Her half smile fell as she pushed herself back in the chair, lifting her feet into it and hugging her legs. “Please don’t hurt me again.”
His eyes narrowed as he tried to understand the sudden shift. Just a second ago, she hadn’t been afraid of him even though he carried a gun. Nothing had changed. All that had passed between them was the same thing that would have passed between two strangers in a store, with the exception of his pistol and the fact that Larrson had sent him. Then he realized what he’d been doing with the pistol.
“What makes you say that?” He waggled the pistol in the air for a moment, then slid it back where it belonged. “Why do you think I’m going to hurt you?”
“You really don’t know, do you?” she asked. She relaxed a little and took another drag off her E-cig and on the exhale said, “I think you’re messing with me. You come here acting like you don’t know anything, but we know different, don’t we?”
His frustration crescendoed. He felt like punching Larrson in the face. What was it he was supposed to do? As it was, he felt damn stupid standing in the middle of a Koreatown house not knowing why the fuck he was supposed to be there. His usual job of evicting crack addicts who’d taken occupancy of abandoned homes or of getting money from street thugs they owed their loan shark was something he could handle.
But this?
Whatever this was, he didn’t want to be part of it.
He started to back away.
“Larrson sent you, didn’t he?”
This stopped him. “How do you know?”
“He always sends you.”
“Me?” He swallowed. “Did you say he always sends me?”
Instead of answering, she asked, “Ever wonder if you’re a character in the wrong story?”
“What is it you’ve done?” he asked.
“They never tell me.”
> They? Who is they? “But you must know.”
“I don’t know anything. I just want you to stop coming.”
How many people had Larrson sent? What was it she’d done? Why was he here? Normally, it was an obvious answer: a coffee table full of coke and cash, a pimp with a bruised and black-eyed woman gripping his sleeve, or even a drunk with a dented fender, blood and hair still clinging to the metal. But this was something completely different.
“You have to tell me what you’ve done so I can fix this somehow.”
She let one of her feet stray from the protection of the chair and onto the floor. She took another immense drag of her E-Cig and blew it out. “I haven’t done anything. I’m just me.”
“I’m just me,” he repeated. “You have to have done something, Joon.”
“You’re certain about that?”
He sighed. “There’s very little I’m certain of nowadays.”
He glanced around the room, searching for evidence of her life—pictures, trophies, knickknacks brought back from Disneyland or Hawaii or Mexico… anything. But there was nothing, not even any photos. The mantle was empty. The walls were empty. Even the table between the chairs only held a lamp. It was like he’d walked onto a Hollywood set instead of into a house. He spun, turning, searching, eyes narrowing. There had to be something. She had a basket of clothes. The kitchen was lived in. There had to be some evidence that she existed.

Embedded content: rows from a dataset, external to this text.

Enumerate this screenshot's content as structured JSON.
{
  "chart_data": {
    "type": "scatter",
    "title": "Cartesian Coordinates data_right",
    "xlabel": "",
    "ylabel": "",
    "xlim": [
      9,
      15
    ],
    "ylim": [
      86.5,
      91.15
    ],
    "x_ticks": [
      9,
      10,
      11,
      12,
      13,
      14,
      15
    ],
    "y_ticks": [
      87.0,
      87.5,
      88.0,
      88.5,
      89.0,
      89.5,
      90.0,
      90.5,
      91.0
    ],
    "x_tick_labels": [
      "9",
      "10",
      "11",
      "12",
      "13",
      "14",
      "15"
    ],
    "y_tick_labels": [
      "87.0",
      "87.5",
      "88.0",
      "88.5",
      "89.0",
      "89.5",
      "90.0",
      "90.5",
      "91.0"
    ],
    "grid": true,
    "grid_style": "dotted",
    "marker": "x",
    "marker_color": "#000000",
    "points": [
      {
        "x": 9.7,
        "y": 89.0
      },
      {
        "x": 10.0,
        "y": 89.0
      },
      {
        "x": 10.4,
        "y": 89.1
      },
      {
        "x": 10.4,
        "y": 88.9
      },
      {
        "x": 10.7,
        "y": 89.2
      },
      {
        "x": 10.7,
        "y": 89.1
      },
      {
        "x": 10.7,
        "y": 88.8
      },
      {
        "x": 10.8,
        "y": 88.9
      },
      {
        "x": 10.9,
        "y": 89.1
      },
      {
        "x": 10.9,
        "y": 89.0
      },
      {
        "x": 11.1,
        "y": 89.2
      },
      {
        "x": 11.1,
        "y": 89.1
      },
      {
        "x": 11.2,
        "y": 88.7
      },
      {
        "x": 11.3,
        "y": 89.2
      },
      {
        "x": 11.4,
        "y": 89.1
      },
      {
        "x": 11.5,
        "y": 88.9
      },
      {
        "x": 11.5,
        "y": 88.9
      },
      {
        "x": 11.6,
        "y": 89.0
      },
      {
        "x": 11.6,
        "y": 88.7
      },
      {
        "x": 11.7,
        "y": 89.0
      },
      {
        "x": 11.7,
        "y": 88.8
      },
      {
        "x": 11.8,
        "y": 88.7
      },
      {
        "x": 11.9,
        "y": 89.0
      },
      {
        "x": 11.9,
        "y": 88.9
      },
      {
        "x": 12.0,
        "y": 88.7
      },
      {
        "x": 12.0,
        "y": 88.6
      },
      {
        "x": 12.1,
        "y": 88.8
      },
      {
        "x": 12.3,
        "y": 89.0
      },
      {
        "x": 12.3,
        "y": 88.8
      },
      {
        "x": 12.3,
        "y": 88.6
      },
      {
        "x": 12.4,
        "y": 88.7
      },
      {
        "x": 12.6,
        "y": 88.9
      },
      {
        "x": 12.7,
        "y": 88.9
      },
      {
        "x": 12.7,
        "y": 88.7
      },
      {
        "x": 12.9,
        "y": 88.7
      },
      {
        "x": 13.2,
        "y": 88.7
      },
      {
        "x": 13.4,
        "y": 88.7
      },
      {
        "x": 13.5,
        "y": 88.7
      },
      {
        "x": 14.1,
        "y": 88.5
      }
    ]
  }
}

“What’s wrong with him, Mommy?”
Starling turned to the new voice and almost fell backwards.
It was a boy, perhaps ten years old, with wide eyes. He was Korean like his mother, but had a pure California kid accent. His black hair was tousled. He had on shorts and a shirt that read I Heart Venice Beach with an actual heart in place of the word. But the physical blow that shoved Starling to his knees was the rest of what he saw. The boy sat in a low-slung wheelchair, the kind you steer with your mouth. His legs ended at nubs where his knees had been. His arms ended at nubs where his elbows should have been.